Tampoco el de esta amistad es un amor cualquiera, porque está medido por el bien que Dios quiere para los suyos: no cualquier bien inferior de esos que nosotros, obtusos, buscamos ansiosamente, sino nada menos que acceder a su propia gloria, a su propia perfección. Como no es al amor cualquiera aquel a que me impulsa cuando nos dice "que os améis los unos a los otros". El amor que nos manda que nos tengamos es el que busca la perfección y la santidad para el amigo, para el hermano, para el hijo, para el marido, para los demás...

¡Que tragedia que la palabra amor sirva para designar tantos afectos bobos, tantas tonterías, tanta estupidez sentimental, tanta atracción frívola!

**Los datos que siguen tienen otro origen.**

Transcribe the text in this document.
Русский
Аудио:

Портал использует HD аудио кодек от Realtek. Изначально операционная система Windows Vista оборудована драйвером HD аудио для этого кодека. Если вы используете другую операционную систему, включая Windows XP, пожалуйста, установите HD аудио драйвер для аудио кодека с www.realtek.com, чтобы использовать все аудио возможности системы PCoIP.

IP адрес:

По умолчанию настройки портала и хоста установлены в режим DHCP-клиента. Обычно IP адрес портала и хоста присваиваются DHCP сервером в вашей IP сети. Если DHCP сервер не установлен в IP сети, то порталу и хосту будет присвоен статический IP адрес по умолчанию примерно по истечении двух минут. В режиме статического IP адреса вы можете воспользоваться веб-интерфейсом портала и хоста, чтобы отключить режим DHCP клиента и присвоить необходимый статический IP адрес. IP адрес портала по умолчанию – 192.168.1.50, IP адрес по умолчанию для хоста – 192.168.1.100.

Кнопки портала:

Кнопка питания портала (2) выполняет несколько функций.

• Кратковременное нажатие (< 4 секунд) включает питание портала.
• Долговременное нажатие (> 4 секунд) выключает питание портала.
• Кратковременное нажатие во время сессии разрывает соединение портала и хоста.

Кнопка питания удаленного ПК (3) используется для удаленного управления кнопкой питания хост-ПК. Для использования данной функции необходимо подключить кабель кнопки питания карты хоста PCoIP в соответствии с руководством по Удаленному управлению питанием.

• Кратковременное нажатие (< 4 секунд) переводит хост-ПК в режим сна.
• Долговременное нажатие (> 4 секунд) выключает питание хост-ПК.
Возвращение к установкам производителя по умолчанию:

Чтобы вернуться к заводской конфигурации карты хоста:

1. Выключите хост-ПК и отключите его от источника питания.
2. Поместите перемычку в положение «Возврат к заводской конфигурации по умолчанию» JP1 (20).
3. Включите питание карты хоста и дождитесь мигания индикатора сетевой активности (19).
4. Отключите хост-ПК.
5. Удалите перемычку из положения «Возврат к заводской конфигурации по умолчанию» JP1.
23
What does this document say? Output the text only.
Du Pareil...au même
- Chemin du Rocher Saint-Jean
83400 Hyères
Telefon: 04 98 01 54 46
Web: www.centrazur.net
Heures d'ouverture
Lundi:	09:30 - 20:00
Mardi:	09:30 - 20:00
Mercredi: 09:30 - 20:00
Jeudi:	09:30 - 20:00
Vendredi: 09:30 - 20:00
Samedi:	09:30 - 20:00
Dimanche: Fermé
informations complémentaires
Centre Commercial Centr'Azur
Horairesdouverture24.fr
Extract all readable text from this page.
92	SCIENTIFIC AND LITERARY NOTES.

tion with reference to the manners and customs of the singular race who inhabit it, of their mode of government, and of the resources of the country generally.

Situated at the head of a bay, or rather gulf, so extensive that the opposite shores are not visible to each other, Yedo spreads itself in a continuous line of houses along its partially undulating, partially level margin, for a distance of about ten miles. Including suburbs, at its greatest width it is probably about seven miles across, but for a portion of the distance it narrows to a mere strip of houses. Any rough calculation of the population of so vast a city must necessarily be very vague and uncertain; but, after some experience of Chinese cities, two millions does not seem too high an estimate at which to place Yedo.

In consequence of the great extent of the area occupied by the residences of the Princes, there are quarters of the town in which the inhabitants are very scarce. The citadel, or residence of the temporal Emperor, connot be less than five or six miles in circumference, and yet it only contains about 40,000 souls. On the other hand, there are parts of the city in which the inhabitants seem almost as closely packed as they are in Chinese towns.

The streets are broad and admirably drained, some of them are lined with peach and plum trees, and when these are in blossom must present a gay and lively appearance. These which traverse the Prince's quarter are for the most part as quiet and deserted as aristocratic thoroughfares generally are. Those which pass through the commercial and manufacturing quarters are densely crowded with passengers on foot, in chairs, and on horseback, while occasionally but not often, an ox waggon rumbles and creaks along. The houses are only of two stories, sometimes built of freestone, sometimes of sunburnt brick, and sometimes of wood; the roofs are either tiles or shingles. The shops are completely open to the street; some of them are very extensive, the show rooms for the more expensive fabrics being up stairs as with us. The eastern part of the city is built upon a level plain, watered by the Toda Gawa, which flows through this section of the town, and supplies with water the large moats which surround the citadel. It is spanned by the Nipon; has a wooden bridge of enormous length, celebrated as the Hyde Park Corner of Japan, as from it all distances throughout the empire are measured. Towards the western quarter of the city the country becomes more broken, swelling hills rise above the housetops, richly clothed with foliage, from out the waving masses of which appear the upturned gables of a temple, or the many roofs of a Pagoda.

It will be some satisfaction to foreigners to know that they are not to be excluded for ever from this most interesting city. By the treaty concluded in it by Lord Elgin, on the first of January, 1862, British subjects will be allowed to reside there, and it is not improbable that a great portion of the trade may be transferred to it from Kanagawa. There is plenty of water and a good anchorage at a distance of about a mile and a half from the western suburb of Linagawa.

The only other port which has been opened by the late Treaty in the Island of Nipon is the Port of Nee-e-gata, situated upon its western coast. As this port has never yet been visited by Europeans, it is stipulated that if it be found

Dejémonos amar por Dios, por Jesús. Que Él, que nos ha elegido antes que nosotros lo amemos y elijamos a El, nos ayude a devolverle ese amor en amistad, en ese servicio de hombre libre que devuelve el querer del otro en lealtad, compromiso y frutos. Y que esa amistad llene de gozo nuestra vida cristiana, nos impulse a cumplir los deseos del amigo y, en la oración -coloquio de los amigos- nos siga revelando sus secretos y nos inunde, contagie, enferme, de su amor.